Now that Reilly himself has left the network, the question about whether FOX would continue Reilly’s plan to rethink how it develops shows came up at the summer press tour on Sunday (July 20). The answer is yes — mostly, when it makes sense.
“I think that was a little misinterpreted,” FOX Networks Group chairman and CEO Peter Rice says. “I think a lot of people felt it was Kevin saying he wouldn’t make pilots anymore, and that wasn’t his intention. We talked about it a lot before he made the statement, and I agree with him completely.”
Rice says the key to Reilly’s idea, and what FOX will try to do in the future, is be “as elastic as possible” in the development process.
“We will make pilots; sometimes we’ll go straight to series. We will make pilots in February, but sometimes we’ll make them in September,” Rice says. “We’re looking for the best projects, we’re looking to encourage the most creative people to come to FOX.”
Last week FOX hired Dana Walden and Gary Newman, the heads of 20th Century Fox TV, to lead a combined studio and network operation. Rice says he’s had discussions with them about how to approach development, and they agree that the “rigid” pilot season of years past is not the way to go.

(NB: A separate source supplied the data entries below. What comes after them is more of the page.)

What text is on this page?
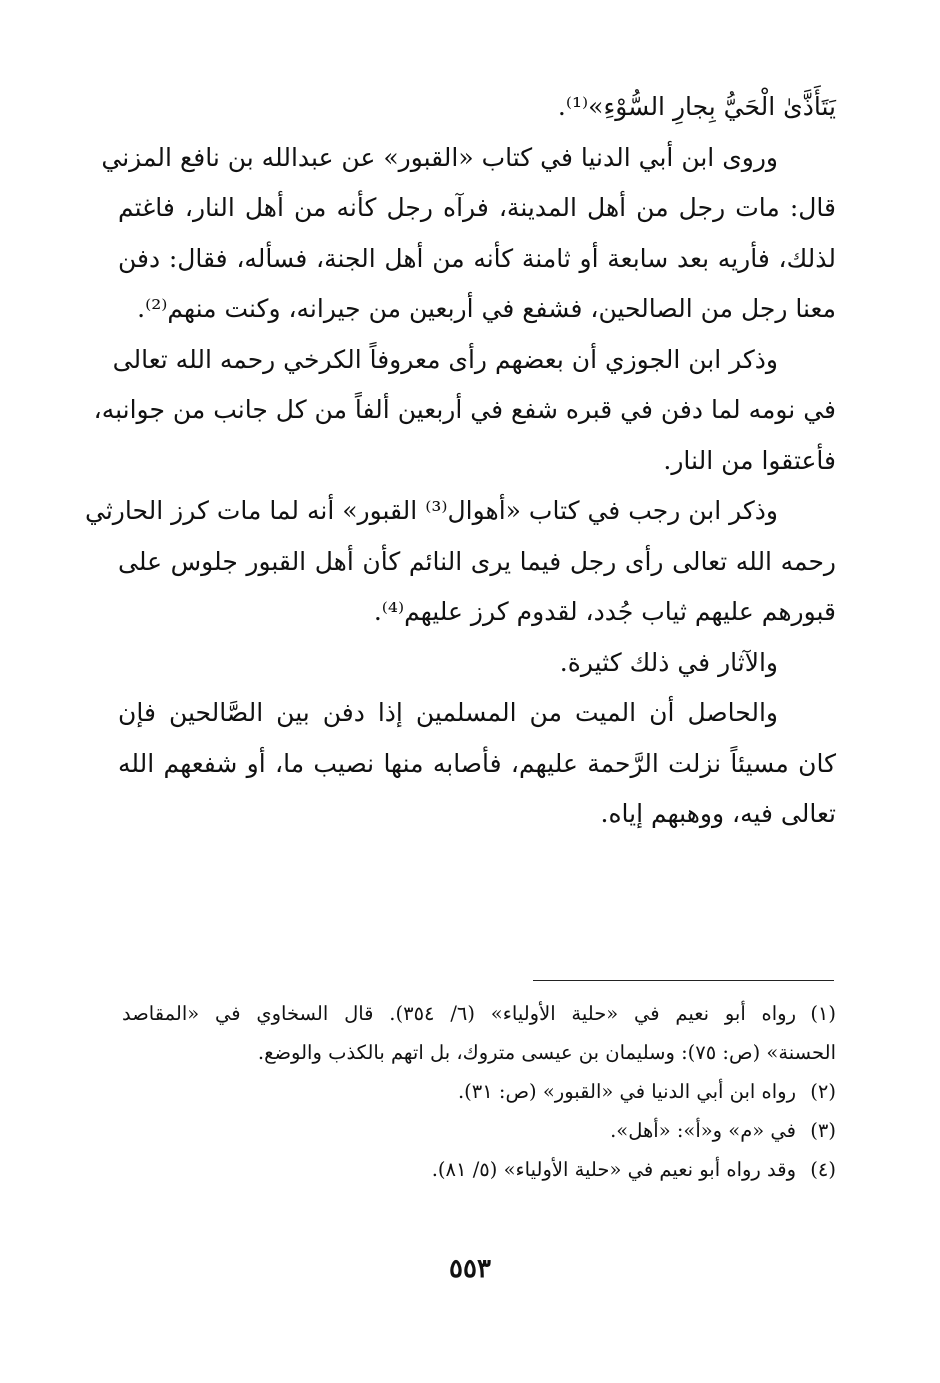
يَتَأَذَّىٰ الْحَيُّ بِجارِ السُّوْءِ»⁽¹⁾.
وروى ابن أبي الدنيا في كتاب «القبور» عن عبدالله بن نافع المزني
قال: مات رجل من أهل المدينة، فرآه رجل كأنه من أهل النار، فاغتم
لذلك، فأريه بعد سابعة أو ثامنة كأنه من أهل الجنة، فسأله، فقال: دفن
معنا رجل من الصالحين، فشفع في أربعين من جيرانه، وكنت منهم⁽²⁾.
وذكر ابن الجوزي أن بعضهم رأى معروفاً الكرخي رحمه الله تعالى
في نومه لما دفن في قبره شفع في أربعين ألفاً من كل جانب من جوانبه،
فأعتقوا من النار.
وذكر ابن رجب في كتاب «أهوال⁽³⁾ القبور» أنه لما مات كرز الحارثي
رحمه الله تعالى رأى رجل فيما يرى النائم كأن أهل القبور جلوس على
قبورهم عليهم ثياب جُدد، لقدوم كرز عليهم⁽⁴⁾.
والآثار في ذلك كثيرة.
والحاصل أن الميت من المسلمين إذا دفن بين الصَّالحين فإن
كان مسيئاً نزلت الرَّحمة عليهم، فأصابه منها نصيب ما، أو شفعهم الله
تعالى فيه، ووهبهم إياه.
(١)رواه أبو نعيم في «حلية الأولياء» (٦/ ٣٥٤). قال السخاوي في «المقاصد
الحسنة» (ص: ٧٥): وسليمان بن عيسى متروك، بل اتهم بالكذب والوضع.
(٢)رواه ابن أبي الدنيا في «القبور» (ص: ٣١).
(٣)في «م» و«أ»: «أهل».
(٤)وقد رواه أبو نعيم في «حلية الأولياء» (٥/ ٨١).
٥٥٣
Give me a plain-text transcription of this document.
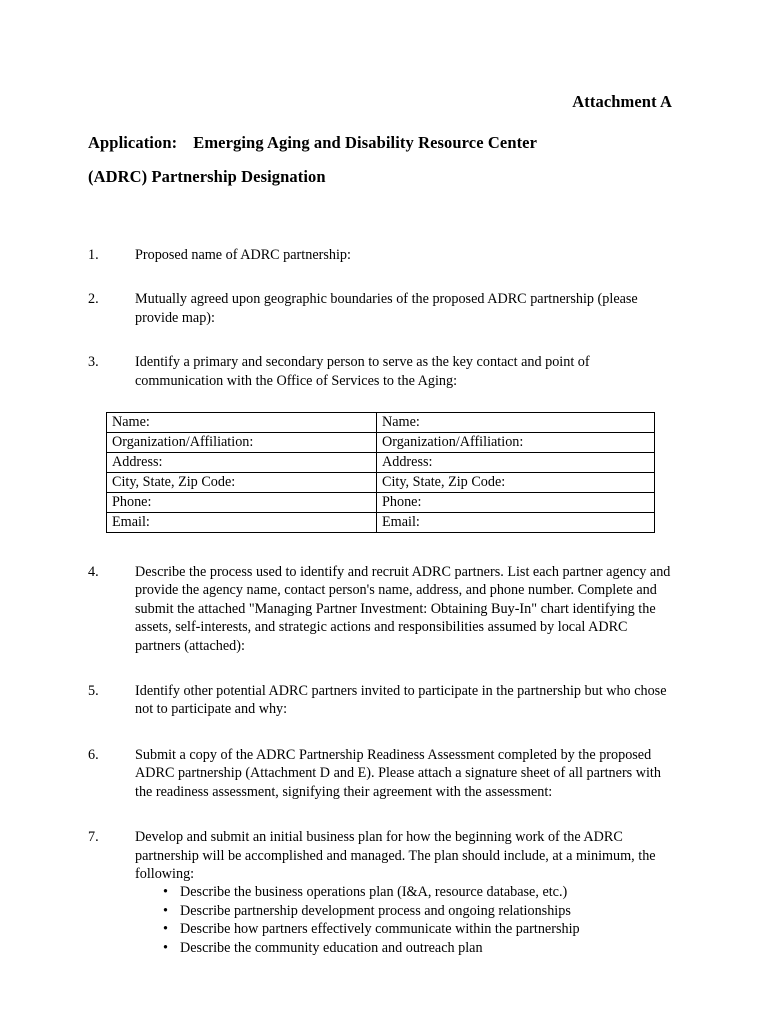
Attachment A
Application: Emerging Aging and Disability Resource Center
(ADRC) Partnership Designation
1.	Proposed name of ADRC partnership:
2.	Mutually agreed upon geographic boundaries of the proposed ADRC partnership (please provide map):
3.	Identify a primary and secondary person to serve as the key contact and point of communication with the Office of Services to the Aging:
Name:	Name:
Organization/Affiliation:	Organization/Affiliation:
Address:	Address:
City, State, Zip Code:	City, State, Zip Code:
Phone:	Phone:
Email:	Email:
4.	Describe the process used to identify and recruit ADRC partners. List each partner agency and provide the agency name, contact person's name, address, and phone number. Complete and submit the attached "Managing Partner Investment: Obtaining Buy-In" chart identifying the assets, self-interests, and strategic actions and responsibilities assumed by local ADRC partners (attached):
5.	Identify other potential ADRC partners invited to participate in the partnership but who chose not to participate and why:
6.	Submit a copy of the ADRC Partnership Readiness Assessment completed by the proposed ADRC partnership (Attachment D and E). Please attach a signature sheet of all partners with the readiness assessment, signifying their agreement with the assessment:
7.	Develop and submit an initial business plan for how the beginning work of the ADRC partnership will be accomplished and managed. The plan should include, at a minimum, the following:
• Describe the business operations plan (I&A, resource database, etc.)
• Describe partnership development process and ongoing relationships
• Describe how partners effectively communicate within the partnership
• Describe the community education and outreach plan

“Having a rigid system where you go through the year in this way, make all of your pilots at the same moment, you pick from the same talent pool — it doesn’t make for the best shows,” Rice says. “The broadcast networks had sort of locked themselves into this rigidity, which was fine when that was the only system. When you’re competing with people who aren’t working in that system — talent have flocked to those other systems because they feel it’s a more creative way to make their shows.”
Just like a traditional pilot season, FOX’s new process will inevitably have its misses. It already has, actually, as the network pulled the plug on drama “Hieroglyph” after giving it a straight-to-series order. Rice says the network looked at the first episode and “decided it didn’t really live up to the ambitions we had for it. Rather than keep plodding through and hoping to fix it on the fly, we decided to stop.”